Balcı'ya göre iş doyumu;

“İşgörenin, işin bizzat kendisi, ücret, çalışma koşulları, yükselme ve gelişme olanakları, birlikte çalışan kimseler ve örgütsel ortam (örgüt ve yönetimi, önderlik biçimleri, iletişim modelleri vb.) gibi iş boyutlarına ilişkin değerleri (istek, arzu ve amaç vb.) ile iş görenin, bu değerlerinin işinde kazandırılması derecesine ilişkin algılamaları arasındaki farkın bir işlevi” olarak tanımlamıştır (Balcı, 1983, s. 577).

İş doyumu iş hakkındaki evrensel duyguları kapsar. Soyut bir kavram olan iş doyumu için genellikle işi sevme, işe kendini coşkuyla verme, işe bağlılık gibi tanımlamalar kullanılır (İncir, 1990, s. 50).

49

Günümüzde hızla gelişen teknoloji ve bilgiye verilen önemin artmasıyla çalışma hayatına büyük anlamlar yüklenmektedir. Çünkü işle ilgili değişkenler kişilerin yaşamlarındaki duygularını etkilediği gibi yaşamlarındaki değişkenler de işlerini etkileyebilmektedir. İş doyumu genel olarak, işgörenin beklentileri ile iş ortamındaki durumlara karşı gösterdikleri olumlu ya da olumsuz duygular ve tepkiler olarak tanımlanabilir.
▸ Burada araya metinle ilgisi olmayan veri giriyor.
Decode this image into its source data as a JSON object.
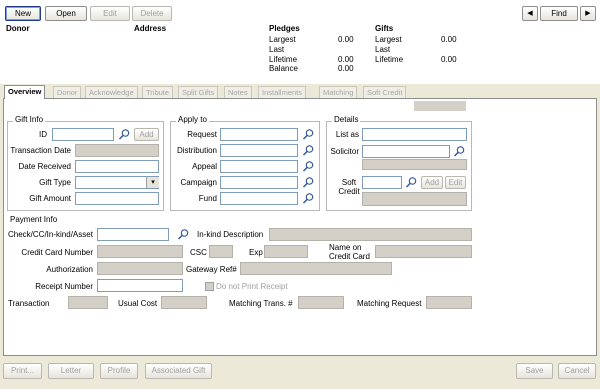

Konuyu inceleyenlerin çoğu, iş doyumunu düşünsel bir tepki olmaktan çok, işe karşı duygusal bir tepki olarak tanımlamaktadırlar (Dikmen, 1995, s. 116).

2.2.1.2. İş Doyumunun Önemi

İş hayatı insan yaşamında önemli bir yere aittir. İş, bireylerin sosyal, ekonomik ve psikolojik ihtiyaçlarının karşılanmasına ve yaşamlarını sürdürmeye imkân sağlamaktadır. Bireyler işlerinde ekonomik değer sağlayarak karşılığında kazanç elde eder ve ihtiyaçlarını karşılarlar. İşin bireylerin sosyal statülerini belirleme, topluma yararlı olma, başka insanlarla tanışıp yeni ilişkiler kurmayı sağlama gibi sosyal işlevleri; bir iş sahibi olmanın ve üretebilmenin verdiği gurur, işe başlamanın heyecanı, başarılı olma duygusu, işini sevme ve anlamlı bir eylemde bulunma gibi psikolojik işlevleri vardır (Yıldırım, 2007, s. 254). İş doyumu yüksek olan çalışanın, örgüte katkısının yüksek olduğu, bir diğer ifade ile iş doyumunun çalışanın performansını yükselttiği görüşü hâkimdir (Keser, 2005, s. 53). Yaptığı işten doyum almayan bireylerde işe vaktinde gelmeme, bahaneler üretip işten kaçmalar ve işten ayrılma gibi davranışlar görülebilmektedir. Bu durum da örgütlerde amaçların sapmasına dolayısıyla da verimliliğin düşmesine neden olabilmektedir.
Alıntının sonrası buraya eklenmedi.